10
de junho de 2013 | N° 17458
L.F.
VERISSIMO
Texto e
contexto
Na
peça “Ricardo II” de Shakespeare há uma fala famosa que é muito citada como um
hino patriótico à Inglaterra. Quem a diz é o duque John de Gount, tio do rei
Ricardo II e pai de Henry Bolingbroke, desafeto exilado do rei, que acabará
derrubando do trono.
John
de Gount, à beira da morte, exalta as riquezas e as glórias do seu país (“este
outro Éden”, “esta pedra preciosa posta no mar prateado” a salvo “da inveja de
terras menos felizes”, “este lote abençoado, este chão, este reino, esta
Inglaterra” ) num tom de entusiasmo crescente que empolga até quem não é inglês
– se lido até a metade.
O
resto da fala, raramente citada, é um lamento pelo declínio desta maravilha,
cuja grandeza o rei está dilapidando. “Esta Inglaterra acostumada a conquistar,
hoje é vergonhosamente derrotada por si mesma”, diz Gount, que termina desejando
que “o escândalo desapareça junto com a minha vida, alegrando minha morte
iminente”.
Já
contei (umas cem vezes) que vi o Millôr Fernandes levantar uma plateia num
encontro literário em Passo Fundo com a leitura de um texto de candente defesa
da democracia e dos direitos humanos, e depois da ovação revelar que acabara de
ler o discurso de posse do general Médici na Presidência da República, quando
se inaugurava o período mais escuro da ditadura.

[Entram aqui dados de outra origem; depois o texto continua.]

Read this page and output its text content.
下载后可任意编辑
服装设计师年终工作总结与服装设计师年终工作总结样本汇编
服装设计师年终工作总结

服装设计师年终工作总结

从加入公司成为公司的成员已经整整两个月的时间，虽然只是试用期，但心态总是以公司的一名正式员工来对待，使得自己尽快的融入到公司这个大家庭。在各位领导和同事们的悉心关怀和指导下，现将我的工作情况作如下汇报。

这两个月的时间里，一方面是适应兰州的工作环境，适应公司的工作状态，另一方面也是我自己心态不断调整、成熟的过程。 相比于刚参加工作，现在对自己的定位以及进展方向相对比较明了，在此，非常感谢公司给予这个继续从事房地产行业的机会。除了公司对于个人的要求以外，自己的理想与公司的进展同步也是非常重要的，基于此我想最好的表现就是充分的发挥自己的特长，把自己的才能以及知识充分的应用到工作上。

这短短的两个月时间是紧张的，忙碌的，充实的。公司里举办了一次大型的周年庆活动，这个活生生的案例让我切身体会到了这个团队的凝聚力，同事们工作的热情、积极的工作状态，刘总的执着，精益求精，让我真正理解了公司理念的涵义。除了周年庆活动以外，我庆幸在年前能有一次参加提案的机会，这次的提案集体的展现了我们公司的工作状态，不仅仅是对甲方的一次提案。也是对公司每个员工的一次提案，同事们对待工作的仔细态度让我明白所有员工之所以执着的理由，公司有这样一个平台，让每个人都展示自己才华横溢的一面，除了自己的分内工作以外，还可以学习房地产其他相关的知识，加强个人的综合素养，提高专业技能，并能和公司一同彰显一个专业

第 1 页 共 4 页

Um período em que com
frequência o discurso do poder contrastava com a realidade à sua volta e o
texto era desmentido pelo contexto.
A
aula do Millôr foi sobre a força autônoma da retórica, capaz de mobilizar uma
multidão que ignora seu contexto. Mas pior do que isto é quando o contexto é
conhecido e mesmo assim as palavras compõem outra realidade, e empolgam e
mobilizam do mesmo jeito. A história brasileira está cheia de exemplos do
triunfo da oratória bacharelista sobre a realidade do momento, do dito sem a
menor relação com o feito.
Para
ser justo com o Médici e o autor do seu discurso, é preciso reconhecer que em
todo discurso de posse presidencial há um desencontro parecido entre intenção e
realidade. Quem não se lembra do discurso de posse do Collor?
Shakespeare
tem outros exemplos de textos em que uma parte se vira contra a outra, como a
exaltação que vira lamento de John de Gount. O mais notório é a fala de Marco
Antônio sobre o corpo de César assassinado, que começa dando razão aos
assassinos e termina incitando a massa a matá-los. Em outro trecho da peça
alguém diz que se deve ter muito, mas muito cuidado com os bons oradores.